Culture de mort : eugénisme et euthanasie

 
La loi suisse ouvre non seulement le DPI aux couples qui se savent porteurs d’une maladie héréditaire grave mais aussi à tous les couples ayant recours à une fécondation artificielle parce qu’ils ne peuvent pas avoir d’enfants autrement : on analyserait alors systématiquement les ovules afin de détecter la présence éventuelle d’anomalies chromosomiques – entre autres la trisomie 21, qui ne rentrait pas au départ dans le cadre de la proposition législative. Ainsi, le domaine d’utilisation passerait ainsi d’environ 50 à 100 couples actuellement à 6.000 couples par année.
 
Autre point : le Conseil fédéral voulait faire passer à huit le nombre d’embryons développés par cycle de traitement pour les parents à risque (contrairement à la règle des trois embryons qui s’applique aujourd’hui pour les FIV). La modification de la constitution va porter ce nombre potentiel d’embryons à douze, entraînant destruction et/ou congélation systématiques.

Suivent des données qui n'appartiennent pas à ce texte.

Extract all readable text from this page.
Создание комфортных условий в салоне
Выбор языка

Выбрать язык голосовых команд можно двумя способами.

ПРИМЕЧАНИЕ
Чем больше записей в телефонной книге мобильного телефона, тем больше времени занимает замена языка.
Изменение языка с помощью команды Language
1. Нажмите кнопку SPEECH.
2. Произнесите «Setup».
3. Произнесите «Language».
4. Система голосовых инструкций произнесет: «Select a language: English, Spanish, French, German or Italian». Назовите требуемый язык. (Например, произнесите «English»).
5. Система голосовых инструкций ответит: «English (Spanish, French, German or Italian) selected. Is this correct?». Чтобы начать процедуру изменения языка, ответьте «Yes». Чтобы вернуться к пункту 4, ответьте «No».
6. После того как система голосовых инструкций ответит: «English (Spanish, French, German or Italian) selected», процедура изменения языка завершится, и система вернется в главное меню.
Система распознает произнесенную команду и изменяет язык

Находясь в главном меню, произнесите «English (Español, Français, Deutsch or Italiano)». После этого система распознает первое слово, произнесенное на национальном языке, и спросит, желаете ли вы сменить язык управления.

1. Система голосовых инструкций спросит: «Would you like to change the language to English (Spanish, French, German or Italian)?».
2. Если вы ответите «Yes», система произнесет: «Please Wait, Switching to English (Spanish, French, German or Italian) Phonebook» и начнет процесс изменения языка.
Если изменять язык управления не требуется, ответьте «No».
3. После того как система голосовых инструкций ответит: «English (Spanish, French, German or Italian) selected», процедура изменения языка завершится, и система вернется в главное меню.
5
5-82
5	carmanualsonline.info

A ce bien avancé DPI suisse répondent, à l’autre bout de la chaîne de la vie, les propositions de loi allemandes sur le suicide assisté soumises tout récemment au Bundestag, l’une prônant un compromis entre l’interdiction de l’euthanasie et du suicide assisté et leur légalisation, ainsi que l’a rapporté « Gènéthique », l’autre prônant un véritable « droit à mourir ». Un schéma familier…. à la française ? Le débat aura lieu en juillet. La nouvelle législation est attendue chez eux pour le mois de novembre.